In recent years, pianist Keith Jarrett and ECM have collaborated in releasing varied, important recordings from his performance and private archives. After the Fall, recorded with his iconic “standards trio” with bassist Gary Peacock and drummer Jack DeJohnette, is another. Recorded at a concert in Newark, New Jersey in November 1998, it exists in the space between the group’s Tokyo ’96 (1997) and Whisper Not (1999). This performance marked Jarrett’s return to the stage after a two-year battle with chronic fatigue syndrome. This particular concert was the first Jarrett performed since the 1996 Italian solo performances issued as A Multitude of Angels in 2016.

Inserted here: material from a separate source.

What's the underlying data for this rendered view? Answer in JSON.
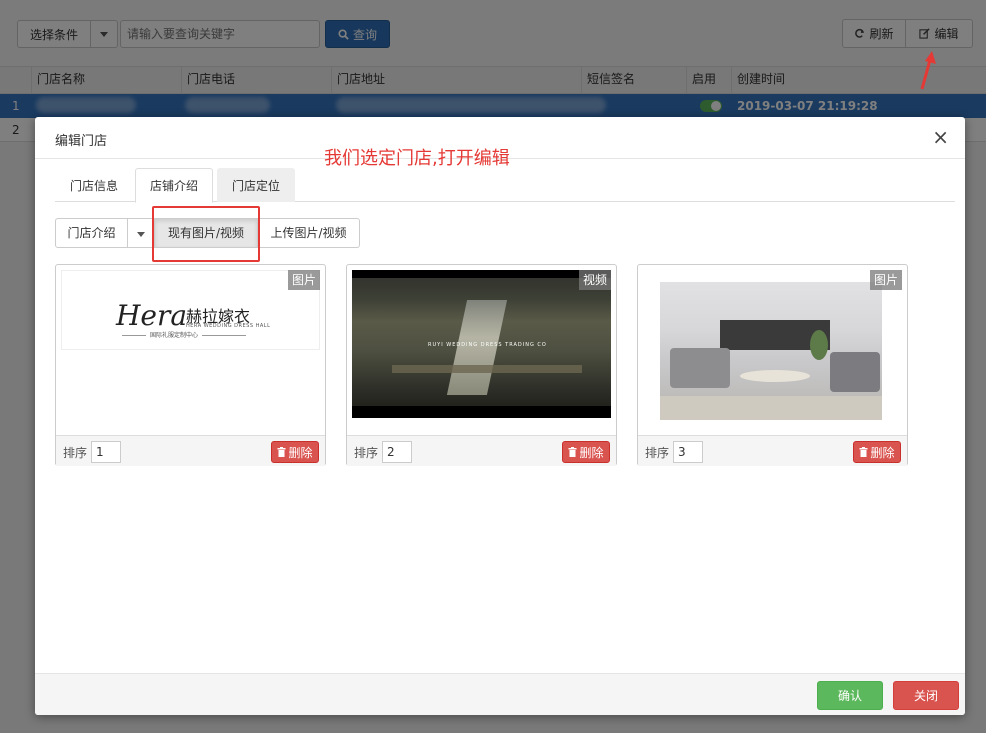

This double disc isn’t merely a compelling historical document, it is an exemplary concert full of inspired readings of classic jazz tunes ranging from the the Great American Songbook through bebop and John Coltrane. Disc one’s opener, a 15-plus-minute reading of Allie Wrubel and Herb Magidson’s “The Masquerade Is Over,” is astonishing. Jarrett kicks it off with a sensitive re-imagining of its melody and harmony, but when DeJohnette enters with his brushes, it begins to shift until it breaks through to hard-swinging post-bop. They follow it with a bright, impassioned take on Charlie Parker’s “Scrapple from the Apple” with Jarrett offering plenty of right-hand fireworks. As DeJohnette finds new rhythmic lanes in the tune, Peacock opens spaces inside the changes and swings them through. After an arresting balance of communication and physicality on the nearly ten-minute ballad “Old Folks” — featuring a gorgeous Peacock solo — they close the first set out with a sprightly, harmonically lush, and rhythmically diverse version of “Autumn Leaves,” full of deft exchanges between the players that last nearly 14 minutes.

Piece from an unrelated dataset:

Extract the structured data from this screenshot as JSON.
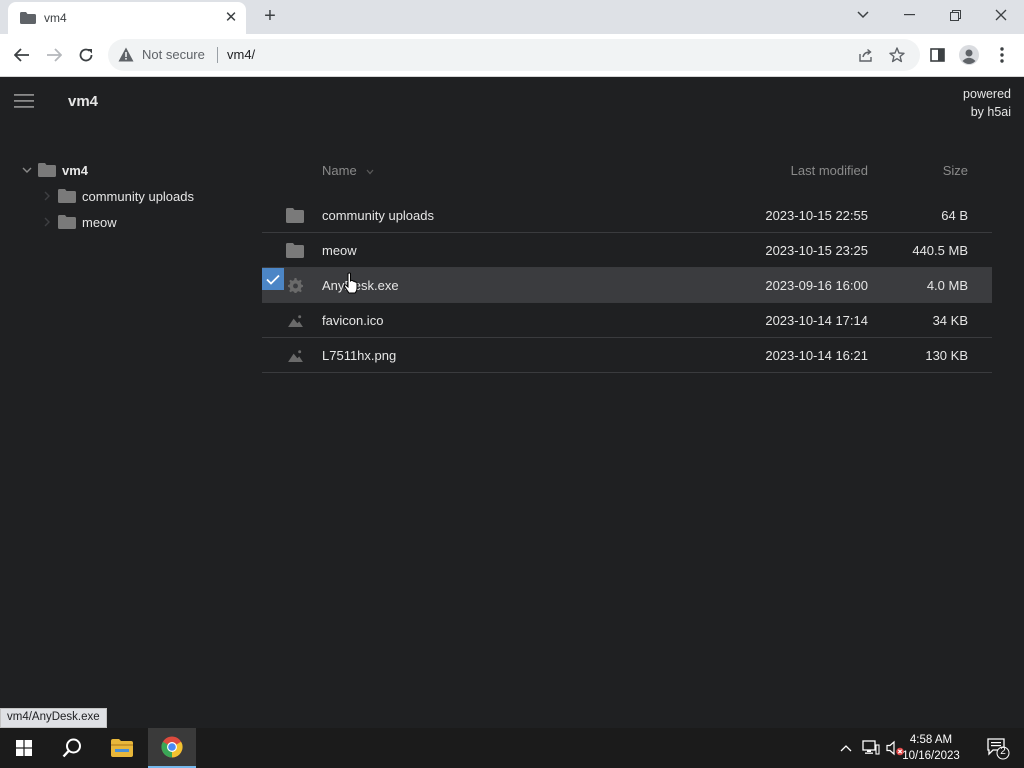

Disc two returns to bop with a long, joyous reading of Bud Powell’s “Bouncin’ with Bud” and Sonny Rollins’ blues-drenched “Doxy.” Noel Coward’s ballad “I’ll See You Again” is a vehicle for the close communication between these players — note DeJohnette’s syncopated flourishes and Peacock’s brilliant solo as Jarrett expands the harmonics to showcase the improvisational potential in popular song. They follow with a haunted read of Paul Desmond’s exquisite vehicle for melodic improvisation in “Late Lament,” before shifting back to bluesy bop with Pete La Roca’s “One for Majid,” boasting another smoking Peacock solo. While jazzmen have offered “Santa Claus Is Coming to Town” before, none have ever delivered it with this much drama and fleet articulation. Jarrett almost hammers the changes while simultaneously embellishing them with taut middle-register arpeggios. Oddly, it sets the stage perfectly for Coltrane’s “Moment’s Notice,” rendered with bop intensity and knotty swing. After the Fall could have ended there, but thankfully doesn’t: the whispering shimmer of “When I Fall in Love” brings the performance back to earth, closing one of this trio’s great recorded performances. It sounds as exhilarating and thrilling today as it did two decades ago.